And yet, after years of being beat up, the 5c was supposed to be the “affordable iPhone for the rest of us”. But it wasn’t, as is clear by the poor sales of the device.
There are two main reasons for this I want to explore here: Apple’s attempt at entry level pricing ended up being too expensive and that the very concept of an entry-level device is a misfire on its brand identity. To be succinct, the company doesn’t have a $99 tablet or a $499 laptop, so why should it offer a low cost smart phone in the first place?
Let’s be honest. Apple has done a brilliant job going from the “other” player in the PC market to creating a fashion statement, a line of consumer electronics devices that represent the best the industry has to offer. Companies like Dell and Asus have tried to compete, but their attempts fail miserably. Remember the Adamo, anyone? I had one for a while and it was gorgeous, easily the most attractive and well designed Windows laptop I’ve ever owned.

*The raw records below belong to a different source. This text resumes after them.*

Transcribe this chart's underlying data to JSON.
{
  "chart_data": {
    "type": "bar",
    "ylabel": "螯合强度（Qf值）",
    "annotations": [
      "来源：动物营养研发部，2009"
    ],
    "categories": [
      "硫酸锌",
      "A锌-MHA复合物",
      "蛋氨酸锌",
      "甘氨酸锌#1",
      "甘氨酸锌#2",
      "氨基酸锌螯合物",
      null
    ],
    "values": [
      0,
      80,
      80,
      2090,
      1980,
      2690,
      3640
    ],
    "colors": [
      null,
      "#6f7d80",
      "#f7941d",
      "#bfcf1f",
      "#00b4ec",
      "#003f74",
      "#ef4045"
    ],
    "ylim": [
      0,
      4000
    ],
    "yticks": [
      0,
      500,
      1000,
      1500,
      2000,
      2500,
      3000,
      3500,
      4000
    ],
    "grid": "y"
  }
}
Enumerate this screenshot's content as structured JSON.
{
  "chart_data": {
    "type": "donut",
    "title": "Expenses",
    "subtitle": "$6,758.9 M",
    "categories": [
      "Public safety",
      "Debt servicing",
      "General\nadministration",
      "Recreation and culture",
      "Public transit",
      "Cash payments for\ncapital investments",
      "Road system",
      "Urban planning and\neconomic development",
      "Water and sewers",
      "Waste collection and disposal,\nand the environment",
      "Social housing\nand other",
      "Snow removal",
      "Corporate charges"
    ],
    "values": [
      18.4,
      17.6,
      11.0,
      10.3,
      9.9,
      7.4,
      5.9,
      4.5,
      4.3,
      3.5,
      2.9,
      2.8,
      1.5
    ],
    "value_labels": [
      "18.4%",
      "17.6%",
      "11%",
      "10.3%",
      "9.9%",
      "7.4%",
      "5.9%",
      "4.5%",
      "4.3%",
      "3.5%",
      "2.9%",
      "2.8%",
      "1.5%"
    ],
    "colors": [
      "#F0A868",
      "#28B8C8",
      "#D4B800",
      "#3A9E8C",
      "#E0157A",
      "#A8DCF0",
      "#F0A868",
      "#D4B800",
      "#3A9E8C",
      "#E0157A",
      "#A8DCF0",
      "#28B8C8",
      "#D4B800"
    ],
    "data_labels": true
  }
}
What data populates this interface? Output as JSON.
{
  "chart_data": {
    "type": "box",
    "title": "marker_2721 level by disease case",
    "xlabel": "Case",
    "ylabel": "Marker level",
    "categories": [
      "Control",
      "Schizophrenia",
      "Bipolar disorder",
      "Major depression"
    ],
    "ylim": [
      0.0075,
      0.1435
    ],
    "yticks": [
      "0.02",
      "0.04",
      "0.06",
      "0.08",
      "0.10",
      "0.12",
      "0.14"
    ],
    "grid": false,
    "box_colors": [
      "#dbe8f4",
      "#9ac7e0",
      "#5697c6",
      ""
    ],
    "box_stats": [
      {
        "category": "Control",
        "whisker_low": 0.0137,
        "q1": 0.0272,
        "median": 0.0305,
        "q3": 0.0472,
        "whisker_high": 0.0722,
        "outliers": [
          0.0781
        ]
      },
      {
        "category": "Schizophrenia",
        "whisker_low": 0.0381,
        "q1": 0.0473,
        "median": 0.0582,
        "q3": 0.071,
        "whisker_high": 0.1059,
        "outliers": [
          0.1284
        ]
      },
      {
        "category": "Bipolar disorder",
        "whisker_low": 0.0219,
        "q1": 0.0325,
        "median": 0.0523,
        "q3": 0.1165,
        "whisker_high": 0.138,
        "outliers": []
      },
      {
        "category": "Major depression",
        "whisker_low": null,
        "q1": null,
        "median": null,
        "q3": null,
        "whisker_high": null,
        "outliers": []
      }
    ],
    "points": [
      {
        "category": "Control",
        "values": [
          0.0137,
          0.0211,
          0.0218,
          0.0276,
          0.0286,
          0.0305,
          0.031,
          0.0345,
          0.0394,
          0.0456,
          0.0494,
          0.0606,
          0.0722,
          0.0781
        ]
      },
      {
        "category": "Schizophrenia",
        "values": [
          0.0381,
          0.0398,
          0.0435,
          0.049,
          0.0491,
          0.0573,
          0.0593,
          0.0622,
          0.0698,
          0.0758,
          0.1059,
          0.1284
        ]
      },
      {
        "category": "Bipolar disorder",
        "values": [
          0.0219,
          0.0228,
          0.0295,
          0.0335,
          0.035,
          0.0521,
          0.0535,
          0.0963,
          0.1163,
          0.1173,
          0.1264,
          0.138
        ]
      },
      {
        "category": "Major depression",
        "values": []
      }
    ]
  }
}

But dramatically overpriced for the PC marketplace, even if it was still 20% cheaper than an equivalent MacBook Pro unit. PC users didn’t want to pay a surcharge for design and style, it didn’t sell and now it’s off the market.
If you build a premium brand and there’s the association in the mind of the consumer that you sell style and superb products at a premium price, why would you ever sully that by offering up cheap products too?
I know the stock answers: because the market demanded it and because the overseas market finds the iPhone line too expensive already.
But the market demand was coming from industry pundits, not people who were walking out of the Verizon or AT&T store saying “Nope, really want an iPhone but can’t afford it.” and the overseas market? Well, it appears that the iPhone 5c isn’t a hit in China either.
Then again, were the company to have priced the iPhone 5c at a really rock-bottom price (free with a contract or $99 without) then we’d see some interesting churn in the marketplace. It’d be a show stopper. Except for another problem that then crops up: It would undercut other Apple products (including the iPod Touch and previous generation iPhones). Can’t have that, so the “bargain” price is not a bargain at all.
The AT&T online store shows the problem:
If it’s $99 for the iPhone 5c base configuration and only $199 for the least expensive iPhone 5s, the latest and greatest, why not pay the extra $100 and get the shiny new unit instead? Now if it were $0 for the iPhone 5c and $199 for the 5s, well, that’d be a different story, wouldn’t it? And given this pricing, it’s no surprise that Apple also upped its future orders for the iPhone 5s by a whopping 75% to keep up with demand.
At its core, though, the failure of the iPhone 5c is about brand identity. People don’t want a cheap device with an expensive logo, they want the cachet that comes with owning a top-of-the-line Apple product. That’s why the company is so darn successful and why the iPhone 5c has ended up being a stumble for the usually savvy corporation.
People don’t want a cheap Apple, they want the real thing. However expensive it is.